Now that our model is trained & pickled! Time to test it out ;)

In [31]:
predictions = trained.predict(X_valid)

matthews_corrcoef(y_valid, predictions)

[Parallel(n_jobs=8)]: Using backend ThreadingBackend with 8 concurrent workers.
[Parallel(n_jobs=8)]: Done  25 tasks      | elapsed:    0.0s
[Parallel(n_jobs=8)]: Done 146 tasks      | elapsed:    0.0s
[Parallel(n_jobs=8)]: Done 300 out of 300 | elapsed:    0.2s finished


0.5226621598820339

Decent accuracy score at 52.2% :D

## 5. Applying model to test for submission! 

In [32]:
# Run model on challene's test set to get prediction results
test_predict = trained.predict(X_test)

# Create new dataframe in submission format
subm_df = pd.DataFrame({"row_id": np.arange(len(test_set)), \
                       "open_flag": test_predict})
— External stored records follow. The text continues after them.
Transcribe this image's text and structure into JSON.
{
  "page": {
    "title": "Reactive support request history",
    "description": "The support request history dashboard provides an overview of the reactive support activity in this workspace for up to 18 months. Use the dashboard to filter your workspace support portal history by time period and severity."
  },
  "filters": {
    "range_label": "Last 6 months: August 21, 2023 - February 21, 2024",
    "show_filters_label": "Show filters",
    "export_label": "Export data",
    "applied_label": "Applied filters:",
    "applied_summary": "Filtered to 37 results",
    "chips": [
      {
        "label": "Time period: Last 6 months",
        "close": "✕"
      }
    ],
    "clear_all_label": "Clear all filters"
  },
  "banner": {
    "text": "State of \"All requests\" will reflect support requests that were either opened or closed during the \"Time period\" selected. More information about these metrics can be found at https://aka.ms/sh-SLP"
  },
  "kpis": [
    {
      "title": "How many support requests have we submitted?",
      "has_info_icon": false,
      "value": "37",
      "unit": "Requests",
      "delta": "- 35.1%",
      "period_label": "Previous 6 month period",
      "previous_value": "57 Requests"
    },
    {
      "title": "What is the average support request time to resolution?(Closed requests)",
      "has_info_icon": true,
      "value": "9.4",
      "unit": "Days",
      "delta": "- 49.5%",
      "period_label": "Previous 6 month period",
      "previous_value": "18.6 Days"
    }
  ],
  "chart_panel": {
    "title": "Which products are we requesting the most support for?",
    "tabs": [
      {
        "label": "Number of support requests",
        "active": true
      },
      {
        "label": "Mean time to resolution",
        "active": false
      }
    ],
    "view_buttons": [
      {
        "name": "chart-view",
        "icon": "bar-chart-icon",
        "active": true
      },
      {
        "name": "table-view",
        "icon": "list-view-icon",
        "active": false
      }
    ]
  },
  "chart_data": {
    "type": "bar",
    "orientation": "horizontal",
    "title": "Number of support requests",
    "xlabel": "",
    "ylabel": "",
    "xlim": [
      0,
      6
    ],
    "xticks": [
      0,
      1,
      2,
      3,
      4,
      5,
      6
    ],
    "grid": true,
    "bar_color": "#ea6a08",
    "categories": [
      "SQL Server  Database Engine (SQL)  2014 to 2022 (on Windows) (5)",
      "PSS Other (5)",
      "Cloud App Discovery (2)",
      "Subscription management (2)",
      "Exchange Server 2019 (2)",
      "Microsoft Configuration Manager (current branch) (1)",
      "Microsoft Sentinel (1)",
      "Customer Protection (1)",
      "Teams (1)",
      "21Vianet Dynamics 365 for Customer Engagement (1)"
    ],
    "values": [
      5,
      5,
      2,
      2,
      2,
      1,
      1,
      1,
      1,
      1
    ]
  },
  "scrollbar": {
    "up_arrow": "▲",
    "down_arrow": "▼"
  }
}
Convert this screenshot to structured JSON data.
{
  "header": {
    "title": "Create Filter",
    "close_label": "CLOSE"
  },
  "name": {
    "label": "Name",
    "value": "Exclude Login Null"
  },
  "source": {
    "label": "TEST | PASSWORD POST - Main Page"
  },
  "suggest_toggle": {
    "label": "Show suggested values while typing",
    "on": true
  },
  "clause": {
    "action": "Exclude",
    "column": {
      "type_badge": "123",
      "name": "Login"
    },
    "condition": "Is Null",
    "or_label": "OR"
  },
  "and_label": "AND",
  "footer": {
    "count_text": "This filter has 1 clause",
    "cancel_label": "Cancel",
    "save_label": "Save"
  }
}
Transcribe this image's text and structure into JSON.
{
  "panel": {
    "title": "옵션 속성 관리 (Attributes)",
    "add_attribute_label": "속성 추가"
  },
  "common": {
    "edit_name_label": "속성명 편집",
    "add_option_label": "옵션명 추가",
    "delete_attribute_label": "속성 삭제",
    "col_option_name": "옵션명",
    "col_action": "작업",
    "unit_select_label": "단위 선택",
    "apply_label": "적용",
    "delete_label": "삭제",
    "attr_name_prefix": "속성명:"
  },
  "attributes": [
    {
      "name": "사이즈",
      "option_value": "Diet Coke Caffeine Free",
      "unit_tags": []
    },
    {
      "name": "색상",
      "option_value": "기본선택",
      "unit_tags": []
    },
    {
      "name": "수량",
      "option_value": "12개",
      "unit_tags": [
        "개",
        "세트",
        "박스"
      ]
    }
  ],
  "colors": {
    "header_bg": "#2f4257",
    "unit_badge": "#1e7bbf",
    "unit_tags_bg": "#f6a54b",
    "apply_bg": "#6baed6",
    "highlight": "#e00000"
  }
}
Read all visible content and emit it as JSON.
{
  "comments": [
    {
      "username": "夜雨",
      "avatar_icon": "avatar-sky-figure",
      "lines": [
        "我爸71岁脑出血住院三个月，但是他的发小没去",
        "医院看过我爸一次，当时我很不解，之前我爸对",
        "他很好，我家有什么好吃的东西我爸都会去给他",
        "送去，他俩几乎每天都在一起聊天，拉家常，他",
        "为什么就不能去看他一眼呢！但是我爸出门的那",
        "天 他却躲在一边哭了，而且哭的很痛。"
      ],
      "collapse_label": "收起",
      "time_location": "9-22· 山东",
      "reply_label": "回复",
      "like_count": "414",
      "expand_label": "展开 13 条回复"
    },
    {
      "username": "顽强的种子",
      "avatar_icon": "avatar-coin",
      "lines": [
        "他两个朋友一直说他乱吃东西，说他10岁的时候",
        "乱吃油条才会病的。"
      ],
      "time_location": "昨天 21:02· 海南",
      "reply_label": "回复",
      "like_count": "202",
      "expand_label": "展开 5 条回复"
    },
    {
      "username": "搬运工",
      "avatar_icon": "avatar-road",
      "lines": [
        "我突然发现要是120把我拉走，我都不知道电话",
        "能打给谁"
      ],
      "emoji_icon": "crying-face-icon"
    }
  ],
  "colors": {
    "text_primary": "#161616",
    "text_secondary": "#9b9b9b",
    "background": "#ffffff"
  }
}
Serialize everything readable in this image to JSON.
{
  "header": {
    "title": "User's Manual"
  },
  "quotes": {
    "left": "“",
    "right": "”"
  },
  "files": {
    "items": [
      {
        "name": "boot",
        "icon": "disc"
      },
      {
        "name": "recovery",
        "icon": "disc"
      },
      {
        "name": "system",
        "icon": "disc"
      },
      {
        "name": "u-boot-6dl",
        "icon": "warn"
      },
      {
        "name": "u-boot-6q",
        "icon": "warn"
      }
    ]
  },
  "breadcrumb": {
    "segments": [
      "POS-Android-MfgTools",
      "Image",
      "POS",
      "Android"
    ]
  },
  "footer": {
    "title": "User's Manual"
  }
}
# Saving file for submission
subm_df.to_csv("submission.csv", index = False)

[Parallel(n_jobs=8)]: Using backend ThreadingBackend with 8 concurrent workers.
[Parallel(n_jobs=8)]: Done  25 tasks      | elapsed:    0.0s
[Parallel(n_jobs=8)]: Done 146 tasks      | elapsed:    0.1s
[Parallel(n_jobs=8)]: Done 300 out of 300 | elapsed:    0.4s finished


In [33]:
subm_df.head()

Unnamed: 0,row_id,open_flag
0,0,0
1,1,0
2,2,0
3,3,0
4,4,0


# Congratulations! We are done ;)

Reviewing the accuracy of our predictions, we are almost certain that the model can be even better with improved accuracy. It was great being able to learn about something new like this even though our scores are probably not fantastic this time round.